Dynamical system and statefinder analysis of cosmological models in f(T, B) gravity
Jianwen Liu, Fabao Gao, Aqeela Razzaq
TL;DR
The paper investigates cosmic acceleration within $f(T,B)$ gravity in a flat FLRW background using a dynamical-systems framework and statefinder diagnostics. It analyzes two prototypical forms, a multiplicative $f(T,B)=c_1 T^{\alpha} B^{\beta}$ and an additive $f(T,B)=c_2 T^{\alpha}+c_3 B^{\beta}$, and shows both yield de Sitter attractors as late-time solutions, with distinct transitional behavior: the multiplicative case follows a Chaplygin-gas-like path to a $\Λ$CDM-like state, while the additive case exhibits richer dynamics including damped oscillations and potential spiral approaches to de Sitter.
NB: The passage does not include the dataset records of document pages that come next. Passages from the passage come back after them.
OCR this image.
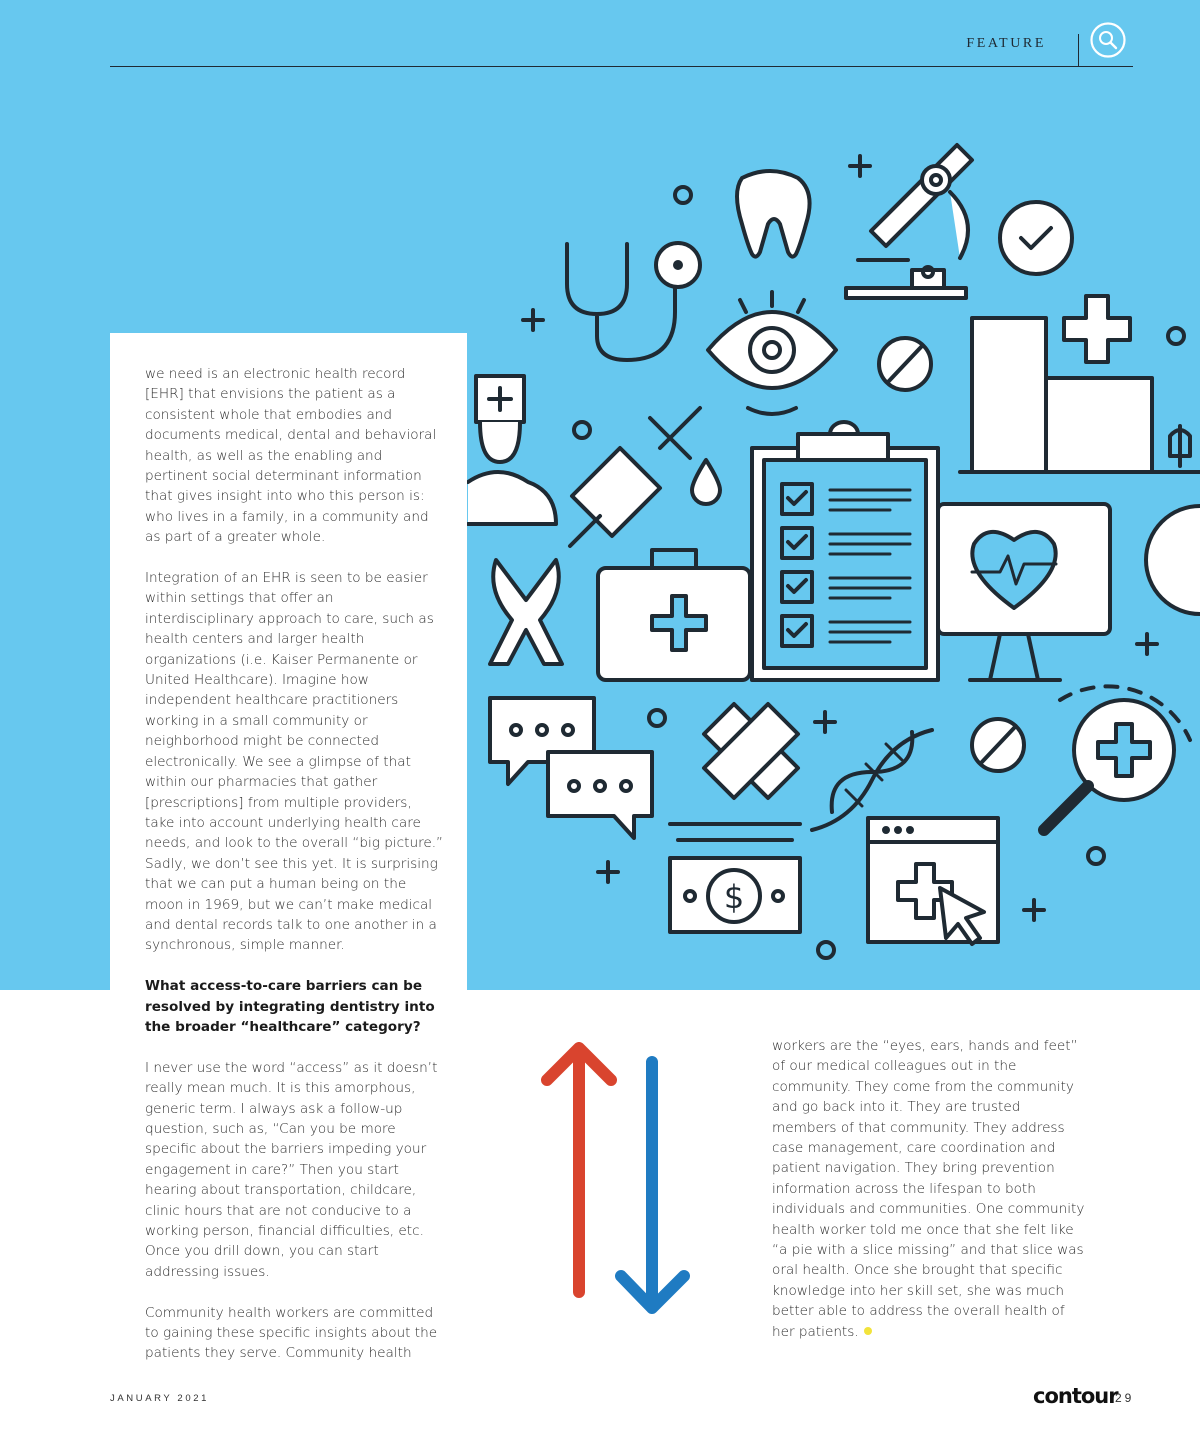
FEATURE
$

we need is an electronic health record [EHR] that envisions the patient as a consistent whole that embodies and documents medical, dental and behavioral health, as well as the enabling and pertinent social determinant information that gives insight into who this person is: who lives in a family, in a community and as part of a greater whole.

Integration of an EHR is seen to be easier within settings that offer an interdisciplinary approach to care, such as health centers and larger health organizations (i.e. Kaiser Permanente or United Healthcare). Imagine how independent healthcare practitioners working in a small community or neighborhood might be connected electronically. We see a glimpse of that within our pharmacies that gather [prescriptions] from multiple providers, take into account underlying health care needs, and look to the overall “big picture.” Sadly, we don’t see this yet. It is surprising that we can put a human being on the moon in 1969, but we can’t make medical and dental records talk to one another in a synchronous, simple manner.

What access-to-care barriers can be resolved by integrating dentistry into the broader “healthcare” category?

I never use the word “access” as it doesn’t really mean much. It is this amorphous, generic term. I always ask a follow-up question, such as, “Can you be more specific about the barriers impeding your engagement in care?” Then you start hearing about transportation, childcare, clinic hours that are not conducive to a working person, financial difficulties, etc. Once you drill down, you can start addressing issues.

Community health workers are committed to gaining these specific insights about the patients they serve. Community health

workers are the “eyes, ears, hands and feet” of our medical colleagues out in the community. They come from the community and go back into it. They are trusted members of that community. They address case management, care coordination and patient navigation. They bring prevention information across the lifespan to both individuals and communities. One community health worker told me once that she felt like “a pie with a slice missing” and that slice was oral health. Once she brought that specific knowledge into her skill set, she was much better able to address the overall health of her patients.

JANUARY 2021	contour
29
Statefinder trajectories in the $r$-$q$ and $r$-$s$ planes discriminate between the two couplings and from $\Λ$CDM, revealing observationally testable fingerprints of the underlying geometric construction. Overall, $f(T,B)$ gravity provides a consistent geometric framework for late-time acceleration with diagnostic features that can help distinguish it from standard dark energy scenarios.
Abstract
This study systematically investigates the cosmological dynamics of two well-motivated functional forms in $f(T,B)$ gravity within a flat Friedmann-Lemaître-Robertson-Walker (FLRW) universe. Here $T$ denotes the torsion scalar and $B$ the boundary term, with the special choice $f(T,B) = - T + B$ recovering General Relativity. We focus on a multiplicative power-law model $f(T,B) = c_1 T^αB^β$ and an additive mixed power-law model $f(T,B) = c_2 T^α+ c_3 B^β$. Using dynamical system techniques, we construct autonomous systems and identify de Sitter attractors that naturally explain late-time cosmic acceleration. Analytical stability conditions for these fixed points are derived, and numerical simulations reveal characteristic evolutionary patterns, such as spiral trajectories and damped oscillations in the additive mixed power-law model. Furthermore, statefinder diagnostics are applied to quantitatively distinguish these models from the standard $Λ$CDM paradigm and other dark energy scenarios. The results indicate that $f(T,B)$ gravity offers a theoretically consistent and observationally distinguishable geometric framework for explaining cosmic acceleration, presenting a compelling alternative to conventional dark energy models.